La meilleure façon d’identifier un variant est de faire un séquençage complet grâce auquel on recueille toute l’information génétique. « Quand les variants préoccupants ont émergé en décembre 2020, notre capacité à faire des séquençages était de 5% », souligne Guillaume Poliquin. Pour pallier ce déficit d’identification des variants, certaines provinces comme l’Alberta et le Québec ont développé des tests de criblage spécifique pour les variants. Ils détectent une ou plusieurs mutations en particulier, déjà connues et caractéristiques de certains variants. « Les tests de criblage sont très pratiques pour le dépistage rapide, mais ils sont  » aveugles  » à l’arrivée de nouveaux variants. L’utilité des tests de criblage est moindre, parce qu’on a désormais les capacités de séquencer tous les échantillons. Aujourd’hui, la détection du Delta au Canada est surtout réalisée par séquençage », souligne M. Poliquin.

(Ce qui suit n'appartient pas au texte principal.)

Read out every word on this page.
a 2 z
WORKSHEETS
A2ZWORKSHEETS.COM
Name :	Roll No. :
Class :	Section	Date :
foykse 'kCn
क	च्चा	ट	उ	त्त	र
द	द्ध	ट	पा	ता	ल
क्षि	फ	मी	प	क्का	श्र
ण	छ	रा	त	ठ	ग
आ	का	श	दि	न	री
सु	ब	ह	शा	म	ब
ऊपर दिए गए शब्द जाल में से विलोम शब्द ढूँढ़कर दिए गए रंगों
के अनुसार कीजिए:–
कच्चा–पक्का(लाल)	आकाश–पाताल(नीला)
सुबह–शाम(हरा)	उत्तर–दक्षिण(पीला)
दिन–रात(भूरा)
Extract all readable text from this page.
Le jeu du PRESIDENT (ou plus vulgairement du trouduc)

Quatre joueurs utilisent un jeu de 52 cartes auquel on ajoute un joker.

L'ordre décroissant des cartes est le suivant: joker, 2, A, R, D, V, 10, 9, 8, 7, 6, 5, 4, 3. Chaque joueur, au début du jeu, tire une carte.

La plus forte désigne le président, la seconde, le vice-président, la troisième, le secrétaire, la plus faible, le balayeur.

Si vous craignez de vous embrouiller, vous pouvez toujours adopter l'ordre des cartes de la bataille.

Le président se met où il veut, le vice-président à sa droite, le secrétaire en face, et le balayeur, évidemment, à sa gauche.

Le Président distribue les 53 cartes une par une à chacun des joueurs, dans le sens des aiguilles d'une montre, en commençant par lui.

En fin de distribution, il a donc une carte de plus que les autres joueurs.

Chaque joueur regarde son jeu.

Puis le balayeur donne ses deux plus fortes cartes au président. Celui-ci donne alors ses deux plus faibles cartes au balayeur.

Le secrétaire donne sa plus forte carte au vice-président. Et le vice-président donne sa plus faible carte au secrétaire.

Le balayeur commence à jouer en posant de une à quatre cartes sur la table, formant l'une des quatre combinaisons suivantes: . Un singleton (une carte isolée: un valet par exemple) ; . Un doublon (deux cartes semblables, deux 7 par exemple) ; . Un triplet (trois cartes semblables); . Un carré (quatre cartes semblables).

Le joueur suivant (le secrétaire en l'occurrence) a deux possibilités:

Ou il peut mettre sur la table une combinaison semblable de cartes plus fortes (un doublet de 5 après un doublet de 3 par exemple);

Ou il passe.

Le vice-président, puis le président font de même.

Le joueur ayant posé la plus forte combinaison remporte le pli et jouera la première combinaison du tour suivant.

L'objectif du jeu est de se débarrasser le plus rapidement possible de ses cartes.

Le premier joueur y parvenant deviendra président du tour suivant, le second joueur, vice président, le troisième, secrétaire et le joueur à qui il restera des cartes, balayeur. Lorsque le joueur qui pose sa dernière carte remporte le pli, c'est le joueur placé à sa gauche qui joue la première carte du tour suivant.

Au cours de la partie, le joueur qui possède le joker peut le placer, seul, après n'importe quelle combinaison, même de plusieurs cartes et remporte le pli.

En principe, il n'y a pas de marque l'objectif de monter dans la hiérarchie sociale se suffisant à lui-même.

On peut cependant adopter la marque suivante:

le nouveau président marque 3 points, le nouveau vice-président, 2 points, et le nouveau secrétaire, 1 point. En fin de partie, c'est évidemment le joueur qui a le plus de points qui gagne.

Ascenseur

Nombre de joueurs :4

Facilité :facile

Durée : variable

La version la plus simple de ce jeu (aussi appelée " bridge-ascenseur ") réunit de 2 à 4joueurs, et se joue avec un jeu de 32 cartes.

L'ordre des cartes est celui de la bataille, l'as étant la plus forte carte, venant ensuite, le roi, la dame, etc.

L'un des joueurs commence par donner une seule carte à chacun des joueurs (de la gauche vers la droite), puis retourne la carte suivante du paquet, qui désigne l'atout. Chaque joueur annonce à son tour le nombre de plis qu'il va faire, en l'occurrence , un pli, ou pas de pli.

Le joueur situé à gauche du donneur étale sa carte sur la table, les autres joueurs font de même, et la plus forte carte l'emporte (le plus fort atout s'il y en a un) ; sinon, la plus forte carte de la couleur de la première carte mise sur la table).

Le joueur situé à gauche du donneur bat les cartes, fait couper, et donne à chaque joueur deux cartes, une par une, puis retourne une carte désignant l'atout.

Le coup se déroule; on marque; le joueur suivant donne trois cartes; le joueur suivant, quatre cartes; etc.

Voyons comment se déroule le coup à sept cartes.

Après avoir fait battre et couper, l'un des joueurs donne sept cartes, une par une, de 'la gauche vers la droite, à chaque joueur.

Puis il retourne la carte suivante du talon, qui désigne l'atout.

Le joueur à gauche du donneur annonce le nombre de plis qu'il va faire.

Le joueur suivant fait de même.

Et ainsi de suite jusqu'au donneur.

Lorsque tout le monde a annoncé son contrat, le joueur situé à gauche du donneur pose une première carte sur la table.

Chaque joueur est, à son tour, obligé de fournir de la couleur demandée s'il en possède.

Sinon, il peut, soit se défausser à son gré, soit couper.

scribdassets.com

Voici les principaux variants considérés comme « inquiétants » par l’OMS:

  • Alpha (B.1.1.7), détecté pour la première fois au Royaume-Uni
  • Bêta (B.1.351) initialement rapporté en Afrique du Sud
  • Gamma (P.1) qui sévit principalement au Brésil
  • Delta (B.1.617.2), détecté en Inde

D’autres sont surveillés:

  • Epsilon (B.1.427/B.1.429), détecté initialement en Californie
  • Zêta (P.2), Brésil
  • Eta (B.1.525), plusieurs pays
  • Thêta (P.3), Philippines
  • Iota (B.1.526), États-Unis
  • Kappa (B.1.617.1), Inde
  • Lambda (C.37), Pérou

Le variant Lambda est sur le radar des autorités sanitaires, car il est actuellement le variant dominant au Pérou. À propos du Lambda, l’Agence de la santé publique du Canada a rapporté onze cas, d’après Guillaume Poliquin, du Laboratoire national de microbiologie. Jusqu’à présent, on ne détecte pas d’éclosion. « Le Lambda est associé aux Canadiens qui ont voyagé. À travers le monde, il y a encore beaucoup de transmission et on anticipe avoir d’autres variants préoccupants ou des variants d’intérêts qui apparaîtront dans les prochains mois. C’est pourquoi il est important de continuer d’avoir des contrôles frontaliers et du dépistage et de vacciner la population. Les vaccins procurent une protection importante, même contre les variants », rappelle Guillaume Poliquin.